The Classic “Asset Swap Swindle”
Here’s a good one:
AXRF Corp. trades its valuable Red Dog ADD-IN (231 claims in Alaska) for two silver mines in Guatemala. Sounds like a blockbuster trade—until you realize:
- Both Guatemalan mines are shut down due to indigenous water rights issues.
- The Alaskan borough is about to demand a remediation bond equal to 50% of the mine’s capitalization.
Both companies scramble to save face, but the stock is already circling the drain.

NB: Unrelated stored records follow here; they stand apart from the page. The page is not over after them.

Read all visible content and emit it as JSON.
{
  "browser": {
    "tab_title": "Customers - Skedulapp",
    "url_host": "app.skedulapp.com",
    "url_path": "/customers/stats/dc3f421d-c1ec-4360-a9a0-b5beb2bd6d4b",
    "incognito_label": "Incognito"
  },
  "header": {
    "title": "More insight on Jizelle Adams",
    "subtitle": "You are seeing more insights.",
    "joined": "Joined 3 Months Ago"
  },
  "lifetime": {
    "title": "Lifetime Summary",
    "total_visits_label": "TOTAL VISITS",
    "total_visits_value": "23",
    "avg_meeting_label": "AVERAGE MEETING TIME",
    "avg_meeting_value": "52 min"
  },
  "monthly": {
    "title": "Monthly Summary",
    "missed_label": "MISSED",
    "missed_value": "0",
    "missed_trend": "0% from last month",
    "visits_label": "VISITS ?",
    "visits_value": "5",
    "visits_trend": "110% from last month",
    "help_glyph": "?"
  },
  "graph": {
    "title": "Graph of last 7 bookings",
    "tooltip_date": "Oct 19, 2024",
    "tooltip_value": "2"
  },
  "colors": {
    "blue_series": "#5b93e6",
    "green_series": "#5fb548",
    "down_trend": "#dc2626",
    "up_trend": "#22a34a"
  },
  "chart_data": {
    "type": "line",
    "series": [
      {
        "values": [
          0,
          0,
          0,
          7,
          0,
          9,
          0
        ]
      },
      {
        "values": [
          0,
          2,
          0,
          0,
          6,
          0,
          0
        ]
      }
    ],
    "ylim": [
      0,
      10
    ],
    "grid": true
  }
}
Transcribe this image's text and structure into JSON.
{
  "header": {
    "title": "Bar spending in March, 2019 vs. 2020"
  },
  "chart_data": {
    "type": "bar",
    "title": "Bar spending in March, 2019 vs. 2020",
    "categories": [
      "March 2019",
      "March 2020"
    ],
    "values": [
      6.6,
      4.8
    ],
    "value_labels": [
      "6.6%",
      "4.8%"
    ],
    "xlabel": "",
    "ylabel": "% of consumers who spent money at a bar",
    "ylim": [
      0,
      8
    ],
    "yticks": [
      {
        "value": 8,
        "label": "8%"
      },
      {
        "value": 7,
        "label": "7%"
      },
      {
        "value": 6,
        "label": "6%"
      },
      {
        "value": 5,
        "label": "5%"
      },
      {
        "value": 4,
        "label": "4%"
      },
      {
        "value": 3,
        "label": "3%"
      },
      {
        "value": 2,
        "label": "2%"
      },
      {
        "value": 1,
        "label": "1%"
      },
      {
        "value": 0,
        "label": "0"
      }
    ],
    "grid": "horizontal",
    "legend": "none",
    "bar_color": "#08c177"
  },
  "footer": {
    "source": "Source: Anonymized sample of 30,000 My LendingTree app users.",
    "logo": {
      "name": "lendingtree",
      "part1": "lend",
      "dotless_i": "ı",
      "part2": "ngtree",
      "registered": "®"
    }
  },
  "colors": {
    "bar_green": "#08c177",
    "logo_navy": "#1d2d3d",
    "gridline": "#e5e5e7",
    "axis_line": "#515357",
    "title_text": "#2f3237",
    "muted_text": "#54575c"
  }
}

Corporate Shuffle: Now You See It, Now You Don’t
Watch for the executive musical chairs. For example:
- CFO resigns.
- COO steps in as temporary CFO.
- Another firm announces a new COO… who used to be with the first company.
It’s corporate three-card monte. Distract. Delay. Deny.
Optimism, Stupidity, and Debt: A Recipe for Disaster
Take Aurcana Corp.
Once full of flashy news releases and promises, it ended in bankruptcy. All assets sold off. Debts defaulted. The only thing left? Shareholders wondering what went wrong.
Red Flag: When a stock refuses to go up on good news… someone knows something you don’t.
Final Word: Be Skeptical. Prove Everything.
Here are three hard-won lessons from the trenches:
- The Army: Don’t blindly follow authority. Gullibility is expensive.
- Aurcana: Hope is not a strategy. Wishing doesn’t change fundamentals.
- “Harry”: Whether it’s fraud or just PR spin, deception is deception.
Bottom Line
In mining, law and order aren’t optional—they’re survival.
From dusty claims to boardroom games, the risks are real, and the cost of naivete is high. So take a breath. Ask hard questions. Read the footnotes.
Because when things go wrong in this sector, they don’t go a little wrong—they go spectacularly, explosively, bankruptingly wrong.